ECB GOLD PLANS: Germany audits its gold reserves, looks to bring them home.

As news breaks that Mario Draghi’s ECB is giving serious consideration to gold-backed eurobonds and a ban on gold ownership in the eurozone, respected English-language German site DW reports that Berlin is to ship 150 tons of gold from New York to Germany.

In the light of this revelation, the German Bundesbank stresses that it does not doubt ‘the integrity, reputation and safety’ of the foreign storage sites. But Folker Hellmeyer, the chief economist at Bremer Landesbank, observed that “…the shortcomings in monitoring our gold reserves have to be viewed quite critically. It makes sense that this issue has been taken up by the National Audit Office.”

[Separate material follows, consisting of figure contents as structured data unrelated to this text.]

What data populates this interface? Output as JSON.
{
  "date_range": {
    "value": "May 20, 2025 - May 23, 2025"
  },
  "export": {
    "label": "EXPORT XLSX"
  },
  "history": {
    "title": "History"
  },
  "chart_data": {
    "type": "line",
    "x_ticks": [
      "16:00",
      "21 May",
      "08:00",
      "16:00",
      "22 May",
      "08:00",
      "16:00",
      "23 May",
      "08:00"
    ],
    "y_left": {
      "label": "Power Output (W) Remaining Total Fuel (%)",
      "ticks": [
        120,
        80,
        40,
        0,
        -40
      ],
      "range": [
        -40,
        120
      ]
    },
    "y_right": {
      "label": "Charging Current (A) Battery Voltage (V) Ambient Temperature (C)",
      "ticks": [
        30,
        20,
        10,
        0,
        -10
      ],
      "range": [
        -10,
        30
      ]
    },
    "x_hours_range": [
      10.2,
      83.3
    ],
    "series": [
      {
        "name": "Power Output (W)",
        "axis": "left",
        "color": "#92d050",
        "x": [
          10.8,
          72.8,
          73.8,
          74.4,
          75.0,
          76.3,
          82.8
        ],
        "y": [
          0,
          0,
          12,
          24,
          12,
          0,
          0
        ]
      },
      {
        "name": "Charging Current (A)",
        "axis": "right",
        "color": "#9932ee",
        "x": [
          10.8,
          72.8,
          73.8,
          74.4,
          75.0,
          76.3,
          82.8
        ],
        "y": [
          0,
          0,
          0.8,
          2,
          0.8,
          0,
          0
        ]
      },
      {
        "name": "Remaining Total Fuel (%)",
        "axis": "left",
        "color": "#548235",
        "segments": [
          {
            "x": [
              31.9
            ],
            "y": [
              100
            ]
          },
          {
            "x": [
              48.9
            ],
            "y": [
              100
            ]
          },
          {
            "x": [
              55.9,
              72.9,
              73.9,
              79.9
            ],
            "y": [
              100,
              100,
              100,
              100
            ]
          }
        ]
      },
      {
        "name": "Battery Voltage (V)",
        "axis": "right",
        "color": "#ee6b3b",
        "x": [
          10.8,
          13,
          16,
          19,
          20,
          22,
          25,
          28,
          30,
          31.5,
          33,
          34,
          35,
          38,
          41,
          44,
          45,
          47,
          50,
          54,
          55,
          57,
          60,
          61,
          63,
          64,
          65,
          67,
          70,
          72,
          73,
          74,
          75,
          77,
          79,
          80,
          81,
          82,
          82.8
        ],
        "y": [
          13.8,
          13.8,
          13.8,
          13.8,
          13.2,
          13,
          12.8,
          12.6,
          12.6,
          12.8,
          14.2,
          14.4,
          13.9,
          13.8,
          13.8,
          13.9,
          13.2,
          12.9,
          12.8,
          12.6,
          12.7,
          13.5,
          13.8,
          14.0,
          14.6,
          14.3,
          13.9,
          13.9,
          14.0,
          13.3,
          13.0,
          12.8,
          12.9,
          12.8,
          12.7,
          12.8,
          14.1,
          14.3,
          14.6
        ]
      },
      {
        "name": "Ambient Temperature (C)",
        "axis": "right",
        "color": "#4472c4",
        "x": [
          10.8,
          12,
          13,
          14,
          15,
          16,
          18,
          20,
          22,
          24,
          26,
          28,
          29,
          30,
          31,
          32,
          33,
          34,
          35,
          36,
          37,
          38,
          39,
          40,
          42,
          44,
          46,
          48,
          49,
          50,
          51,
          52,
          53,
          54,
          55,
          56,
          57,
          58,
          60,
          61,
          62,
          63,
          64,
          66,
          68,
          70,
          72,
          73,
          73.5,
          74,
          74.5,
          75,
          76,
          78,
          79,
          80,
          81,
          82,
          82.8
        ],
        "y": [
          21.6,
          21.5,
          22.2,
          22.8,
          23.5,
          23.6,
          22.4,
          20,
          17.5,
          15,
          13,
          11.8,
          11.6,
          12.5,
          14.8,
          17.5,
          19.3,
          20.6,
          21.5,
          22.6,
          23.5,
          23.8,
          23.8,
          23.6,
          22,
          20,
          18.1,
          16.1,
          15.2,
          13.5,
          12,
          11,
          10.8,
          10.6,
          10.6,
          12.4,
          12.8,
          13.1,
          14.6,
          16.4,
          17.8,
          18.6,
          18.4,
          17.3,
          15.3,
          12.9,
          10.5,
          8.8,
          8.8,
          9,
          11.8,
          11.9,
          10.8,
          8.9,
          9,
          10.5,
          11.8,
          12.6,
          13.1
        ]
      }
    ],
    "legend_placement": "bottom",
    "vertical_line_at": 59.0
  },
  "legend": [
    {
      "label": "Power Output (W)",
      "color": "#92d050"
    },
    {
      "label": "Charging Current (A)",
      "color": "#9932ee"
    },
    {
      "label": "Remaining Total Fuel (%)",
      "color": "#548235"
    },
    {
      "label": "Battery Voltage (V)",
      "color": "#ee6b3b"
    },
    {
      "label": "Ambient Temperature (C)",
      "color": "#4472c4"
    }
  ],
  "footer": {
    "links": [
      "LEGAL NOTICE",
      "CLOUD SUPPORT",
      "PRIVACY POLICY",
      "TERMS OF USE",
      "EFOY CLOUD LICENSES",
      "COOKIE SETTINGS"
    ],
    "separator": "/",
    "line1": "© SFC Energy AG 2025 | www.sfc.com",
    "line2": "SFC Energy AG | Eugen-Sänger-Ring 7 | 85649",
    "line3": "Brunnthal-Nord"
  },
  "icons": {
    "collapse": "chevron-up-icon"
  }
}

It makes sense alright Folker, but why now? As DW correctly observes, ‘as the financial crisis has engulfed the European single currency zone, [gold] has shifted into the focus of politicians’. Indeed it has.

Germany has the second largest gold reserves in the world. While the US allegedly has 8,133 tons, Germany has nearly 4000 tons. Gold reserves are an important part of the reserves of national banks in the eurozone: according to the World Gold Council (WGC), the eurozone countries together hold over 10,787 tons of gold.

The European Central Bank holds only 502 tons of that – less than 5% of the total. Is Berlin quietly preparing to give support to the ECB’s Last Redoubt plan for the euro? What will the public reaction there be if and when this scheme gains wider awareness in Germany?